Ogni tanto incontro informazioni storiche che davvero mi danno da pensare. Sono quelle che suggeriscono modi diversi di valutare la storia musicale, quella che così spesso tendiamo ad interpretare con le categorie mentali in circolazione nel nostro presente. Eccone due.

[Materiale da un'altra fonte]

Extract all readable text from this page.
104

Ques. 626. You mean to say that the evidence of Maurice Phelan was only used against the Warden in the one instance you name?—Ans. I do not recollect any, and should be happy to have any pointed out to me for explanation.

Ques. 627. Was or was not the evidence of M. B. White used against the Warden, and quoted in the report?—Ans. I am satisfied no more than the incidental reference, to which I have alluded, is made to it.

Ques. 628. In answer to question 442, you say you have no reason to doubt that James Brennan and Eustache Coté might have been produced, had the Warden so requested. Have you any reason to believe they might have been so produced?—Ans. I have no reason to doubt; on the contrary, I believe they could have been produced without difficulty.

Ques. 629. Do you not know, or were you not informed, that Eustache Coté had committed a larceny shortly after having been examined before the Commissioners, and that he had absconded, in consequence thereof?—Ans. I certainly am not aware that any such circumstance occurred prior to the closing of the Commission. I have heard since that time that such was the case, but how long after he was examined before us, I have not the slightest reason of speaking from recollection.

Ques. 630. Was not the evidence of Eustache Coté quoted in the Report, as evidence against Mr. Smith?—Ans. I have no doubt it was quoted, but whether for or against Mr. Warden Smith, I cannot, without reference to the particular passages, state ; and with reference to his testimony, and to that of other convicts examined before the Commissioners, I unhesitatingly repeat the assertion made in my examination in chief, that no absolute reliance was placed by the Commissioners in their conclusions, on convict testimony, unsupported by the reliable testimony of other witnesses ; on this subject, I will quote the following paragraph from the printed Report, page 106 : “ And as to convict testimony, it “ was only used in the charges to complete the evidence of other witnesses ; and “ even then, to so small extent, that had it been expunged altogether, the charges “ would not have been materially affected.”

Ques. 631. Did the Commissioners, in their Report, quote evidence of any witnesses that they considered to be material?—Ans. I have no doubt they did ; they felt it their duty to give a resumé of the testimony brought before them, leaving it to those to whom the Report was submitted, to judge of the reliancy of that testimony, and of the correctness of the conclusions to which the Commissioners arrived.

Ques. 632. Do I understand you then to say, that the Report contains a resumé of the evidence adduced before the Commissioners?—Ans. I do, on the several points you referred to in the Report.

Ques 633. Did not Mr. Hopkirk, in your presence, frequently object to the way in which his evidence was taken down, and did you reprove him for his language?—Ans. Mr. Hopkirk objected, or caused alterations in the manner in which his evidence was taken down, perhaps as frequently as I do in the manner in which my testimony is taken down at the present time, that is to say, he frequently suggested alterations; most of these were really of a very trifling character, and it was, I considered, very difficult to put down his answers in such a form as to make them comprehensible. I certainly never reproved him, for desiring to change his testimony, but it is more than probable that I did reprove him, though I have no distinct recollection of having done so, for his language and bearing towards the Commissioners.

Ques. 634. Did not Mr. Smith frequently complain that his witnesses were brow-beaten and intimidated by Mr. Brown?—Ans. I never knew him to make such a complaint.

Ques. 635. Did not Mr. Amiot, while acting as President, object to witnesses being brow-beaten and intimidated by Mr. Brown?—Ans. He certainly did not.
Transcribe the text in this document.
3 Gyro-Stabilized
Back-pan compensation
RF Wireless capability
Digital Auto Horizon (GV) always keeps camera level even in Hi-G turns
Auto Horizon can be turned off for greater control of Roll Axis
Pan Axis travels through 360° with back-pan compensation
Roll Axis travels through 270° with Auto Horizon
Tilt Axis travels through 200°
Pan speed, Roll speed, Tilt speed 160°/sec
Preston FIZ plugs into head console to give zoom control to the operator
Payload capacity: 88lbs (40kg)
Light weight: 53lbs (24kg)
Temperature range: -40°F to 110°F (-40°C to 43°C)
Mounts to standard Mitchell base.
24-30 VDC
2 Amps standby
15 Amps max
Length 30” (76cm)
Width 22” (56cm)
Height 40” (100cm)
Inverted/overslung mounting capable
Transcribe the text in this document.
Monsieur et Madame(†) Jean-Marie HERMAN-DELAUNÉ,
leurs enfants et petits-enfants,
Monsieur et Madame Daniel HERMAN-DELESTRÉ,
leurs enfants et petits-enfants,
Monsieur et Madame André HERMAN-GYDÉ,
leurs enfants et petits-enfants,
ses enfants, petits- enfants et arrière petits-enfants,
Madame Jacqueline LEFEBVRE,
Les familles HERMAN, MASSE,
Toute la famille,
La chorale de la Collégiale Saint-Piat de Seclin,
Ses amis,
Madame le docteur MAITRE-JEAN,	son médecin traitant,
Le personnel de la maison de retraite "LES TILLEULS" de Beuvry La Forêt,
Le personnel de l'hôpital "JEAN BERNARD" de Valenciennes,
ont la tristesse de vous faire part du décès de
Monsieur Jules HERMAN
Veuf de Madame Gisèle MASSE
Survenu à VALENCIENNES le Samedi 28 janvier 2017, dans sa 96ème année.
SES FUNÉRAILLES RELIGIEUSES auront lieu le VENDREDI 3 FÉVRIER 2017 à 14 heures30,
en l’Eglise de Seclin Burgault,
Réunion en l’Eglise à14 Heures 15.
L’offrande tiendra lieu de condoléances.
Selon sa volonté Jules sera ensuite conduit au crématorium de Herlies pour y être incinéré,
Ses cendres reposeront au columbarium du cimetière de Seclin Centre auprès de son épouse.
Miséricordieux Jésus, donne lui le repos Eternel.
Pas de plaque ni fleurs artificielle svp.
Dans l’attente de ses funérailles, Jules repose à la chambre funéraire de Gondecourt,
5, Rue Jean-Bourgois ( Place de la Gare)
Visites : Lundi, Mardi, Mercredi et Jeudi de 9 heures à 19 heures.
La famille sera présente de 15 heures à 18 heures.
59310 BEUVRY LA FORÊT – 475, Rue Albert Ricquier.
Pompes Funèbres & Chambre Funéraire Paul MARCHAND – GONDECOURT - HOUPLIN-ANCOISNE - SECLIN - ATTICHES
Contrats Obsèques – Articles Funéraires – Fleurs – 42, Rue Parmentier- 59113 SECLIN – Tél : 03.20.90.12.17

La prima riguarda Giuseppe Carpani (1752-1825), librettista e musicografo, attivo dal 1796 a Vienna come poeta di corte. Carpani racconta come il compositore Tommaso Traetta (1727-1779), dirigendo le sue opere dal cembalo, si voltasse a volte verso il pubblico per preavvertirlo dei momenti musicalmente più belli (Le Haydine, Padova: Tipografia della Minerva, 1823, p. 24): “Il Traetta, allorquando veniva il passo che a lui pareva più squisito, soleva voltarsi alla platea, e gridare: 'signori, badate a questa!', si badava e si applaudiva.”

 

L’altra riguarda Antonio Sacchini la cui opera Oedipe à Colone (1786) rimase in cartello per oltre 57 anni (583 rappresentazioni all'Opéra di Parigi fino al 1830)(cfr. “Antonio Sacchini” in Harold Rosenthal and John Warrack, Concise Oxford Dictionary of Opera. London: Oxford University Press, 1972, p. 350).

 

L'episodio riportato da Carpani offre un’idea di cosa fosse lo spettacolo operistico, prima che diventasse quel rito di sacralità laica che conosciamo oggi (anche se meno sacrale dei concerti di quella che si dice, offensivamente, “musica classica” - musica che direi invece "musica storicizzata").

 

La vicenda del Sacchini mi fa considerare a quanto possa essere ingiusto o bizzarro il giudizio dei posteri. Un’opera rappresentata così tante volte, qualcosa di buono deve pure averla. Ma poi mi viene in mente una considerazione di segno opposto. I rigurgiti di romanticismo ancora ampiamente in circolazione, ci inducono a ritenere che la vera arte sia quella che resiste al giudizio del tempo. Io invece posso immaginare un diverso tipo di arte e di capolavoro: quello che risulta talmente calzante per la situazione a cui è complementare e basta; tanto calzante potere essere apprezzabile in nessun'altro contesto. Direi, qui mi ripeto per enfasi, che qualcosa di veramente “fatto ad arte”, può bene essere perfetto solo una volta.